FeaturePrometheusDatadogInfluxDBVictoria Metrics
TypeOpen-source, self-hostedCommercial SaaSOpen-source / commercialOpen-source, self-hosted
Data ModelPull-based, multi-dimensional labelsPush-based, tags + hostPush-based, measurement + tagPrometheus-compatible
Query LanguagePromQLProprietaryInfluxQL / FluxMetricsQL (PromQL superset)
Long-term StorageRequires Thanos/CortexBuilt-inBuilt-inBuilt-in, high compression
CostFree (operational cost)Per host/metric pricingFree OSS / paid enterpriseFree (operational cost)

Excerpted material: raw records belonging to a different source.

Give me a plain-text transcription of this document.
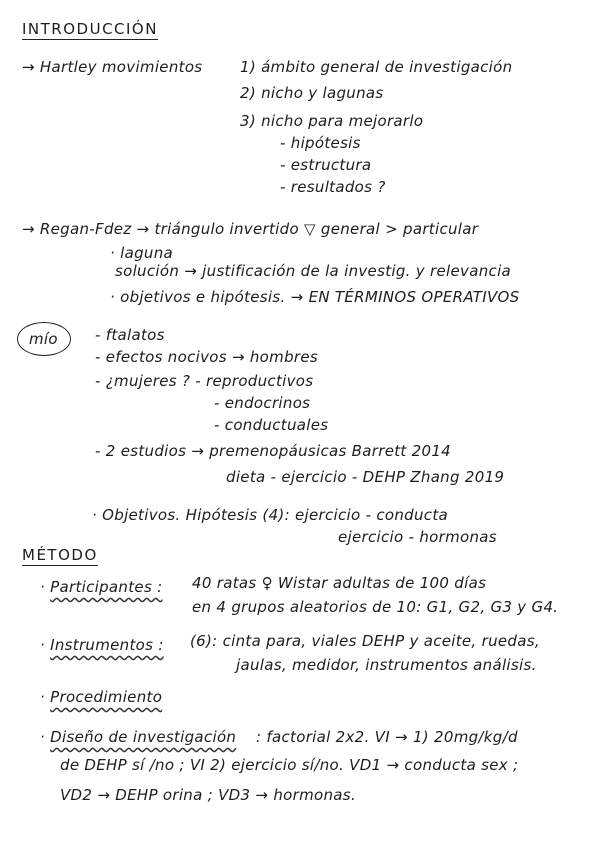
INTRODUCCIÓN
→ Hartley movimientos	1) ámbito general de investigación
2) nicho y lagunas
3) nicho para mejorarlo
- hipótesis
- estructura
- resultados ?
→ Regan-Fdez → triángulo invertido ▽ general > particular
· laguna
solución → justificación de la investig. y relevancia
· objetivos e hipótesis. → EN TÉRMINOS OPERATIVOS
mío - ftalatos
- efectos nocivos → hombres
- ¿mujeres ? - reproductivos
- endocrinos
- conductuales
- 2 estudios → premenopáusicas Barrett 2014
dieta - ejercicio - DEHP Zhang 2019
· Objetivos. Hipótesis (4): ejercicio - conducta
ejercicio - hormonas
MÉTODO
· Participantes : 40 ratas ♀ Wistar adultas de 100 días
en 4 grupos aleatorios de 10: G1, G2, G3 y G4.
· Instrumentos : (6): cinta para, viales DEHP y aceite, ruedas,
jaulas, medidor, instrumentos análisis.
· Procedimiento
· Diseño de investigación : factorial 2x2. VI → 1) 20mg/kg/d
de DEHP sí /no ; VI 2) ejercicio sí/no. VD1 → conducta sex ;
VD2 → DEHP orina ; VD3 → hormonas.
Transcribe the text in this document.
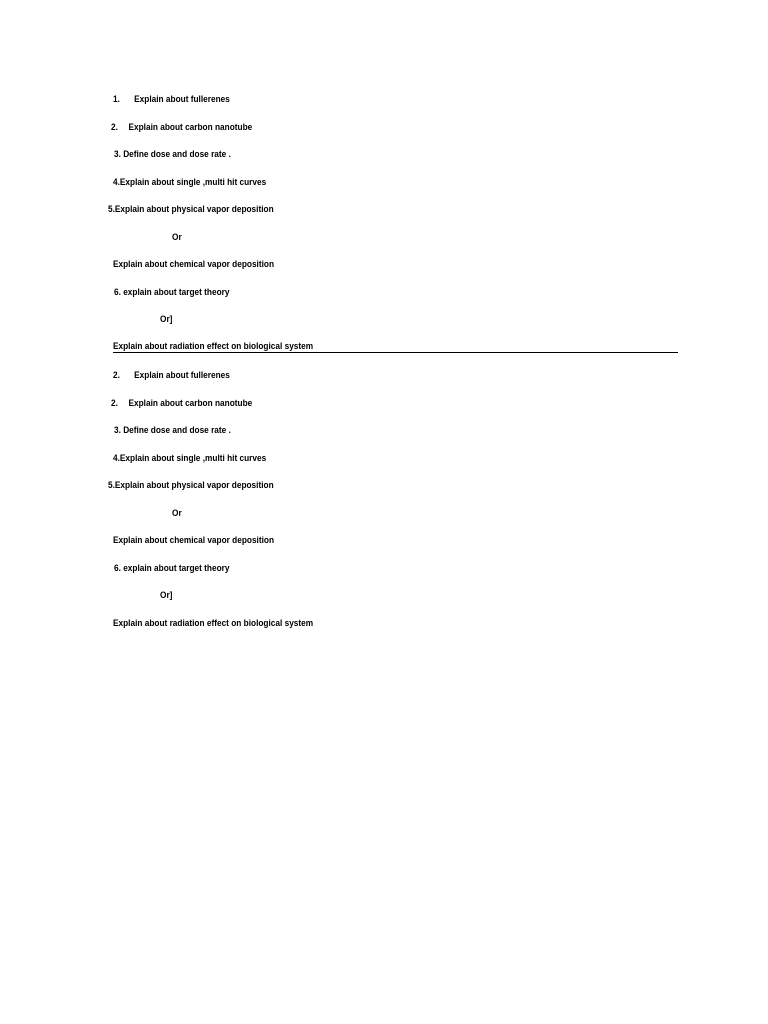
1. Explain about fullerenes
2. Explain about carbon nanotube
3. Define dose and dose rate .
4.Explain about single ,multi hit curves
5.Explain about physical vapor deposition
Or
Explain about chemical vapor deposition
6. explain about target theory
Or]
Explain about radiation effect on biological system
2. Explain about fullerenes
2. Explain about carbon nanotube
3. Define dose and dose rate .
4.Explain about single ,multi hit curves
5.Explain about physical vapor deposition
Or
Explain about chemical vapor deposition
6. explain about target theory
Or]
Explain about radiation effect on biological system
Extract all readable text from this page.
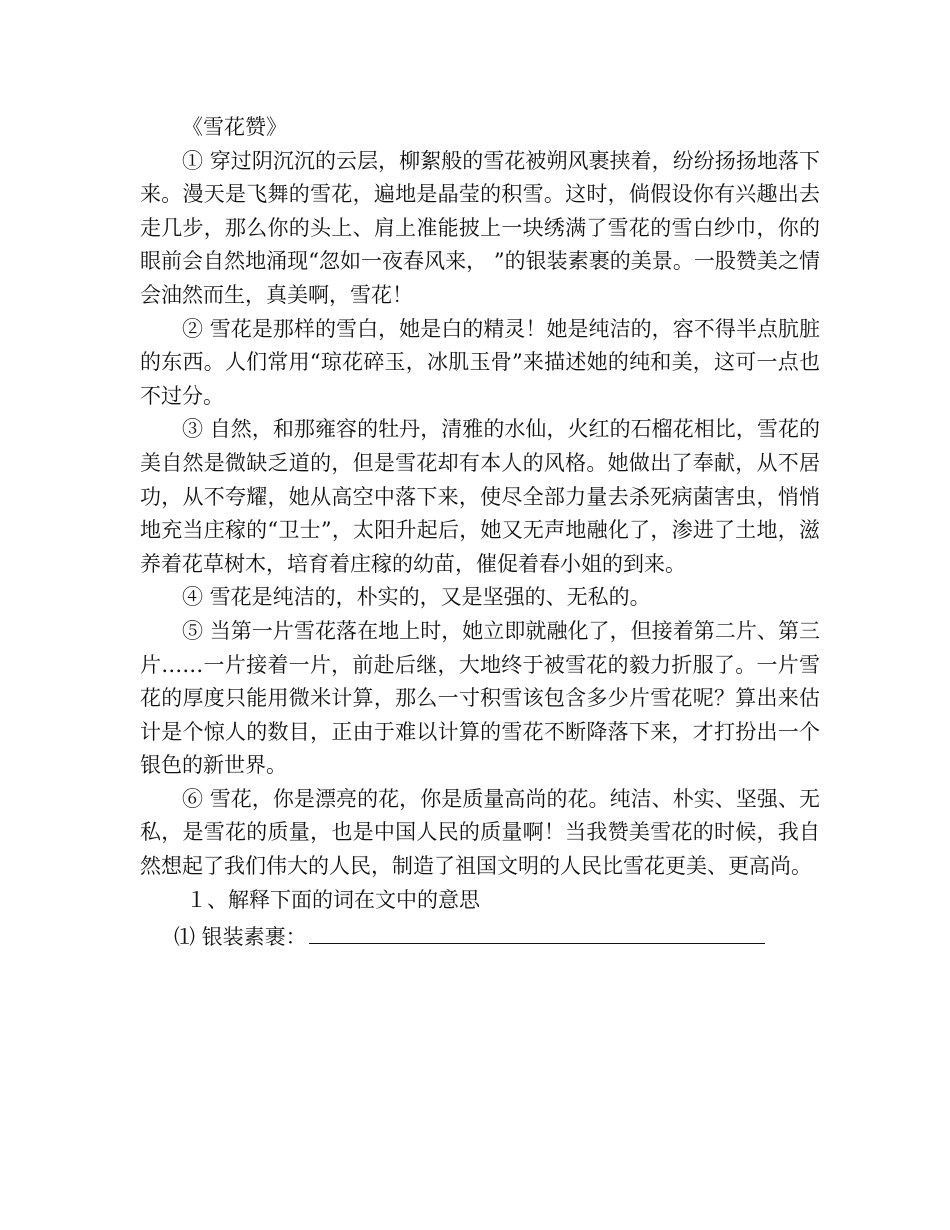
《雪花赞》

① 穿过阴沉沉的云层，柳絮般的雪花被朔风裹挟着，纷纷扬扬地落下来。漫天是飞舞的雪花，遍地是晶莹的积雪。这时，倘假设你有兴趣出去走几步，那么你的头上、肩上准能披上一块绣满了雪花的雪白纱巾，你的眼前会自然地涌现“忽如一夜春风来， ”的银装素裹的美景。一股赞美之情会油然而生，真美啊，雪花！

② 雪花是那样的雪白，她是白的精灵！她是纯洁的，容不得半点肮脏的东西。人们常用“琼花碎玉，冰肌玉骨”来描述她的纯和美，这可一点也不过分。

③ 自然，和那雍容的牡丹，清雅的水仙，火红的石榴花相比，雪花的美自然是微缺乏道的，但是雪花却有本人的风格。她做出了奉献，从不居功，从不夸耀，她从高空中落下来，使尽全部力量去杀死病菌害虫，悄悄地充当庄稼的“卫士”，太阳升起后，她又无声地融化了，渗进了土地，滋养着花草树木，培育着庄稼的幼苗，催促着春小姐的到来。

④ 雪花是纯洁的，朴实的，又是坚强的、无私的。

⑤ 当第一片雪花落在地上时，她立即就融化了，但接着第二片、第三片……一片接着一片，前赴后继，大地终于被雪花的毅力折服了。一片雪花的厚度只能用微米计算，那么一寸积雪该包含多少片雪花呢？算出来估计是个惊人的数目，正由于难以计算的雪花不断降落下来，才打扮出一个银色的新世界。

⑥ 雪花，你是漂亮的花，你是质量高尚的花。纯洁、朴实、坚强、无私，是雪花的质量，也是中国人民的质量啊！当我赞美雪花的时候，我自然想起了我们伟大的人民，制造了祖国文明的人民比雪花更美、更高尚。

１、解释下面的词在文中的意思

⑴ 银装素裹：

K8s IntegrationNative, de facto standardVia agentVia TelegrafPrometheus ecosystem compatible

Conclusion

Prometheus is the cornerstone of modern infrastructure monitoring. Its pull model, multi-dimensional data model, and powerful PromQL make it the monitoring tool of choice for cloud-native environments. From single-node Docker deployments to large-scale Kubernetes clusters, Prometheus provides reliable metric collection and alerting capabilities. Pair it with Grafana for visualization dashboards, Alertmanager for intelligent alert routing, and Thanos or Cortex for long-term storage to build a complete, production-ready monitoring platform. Whether you are just starting with monitoring or need to scale an existing solution, Prometheus is a powerful tool worth investing in.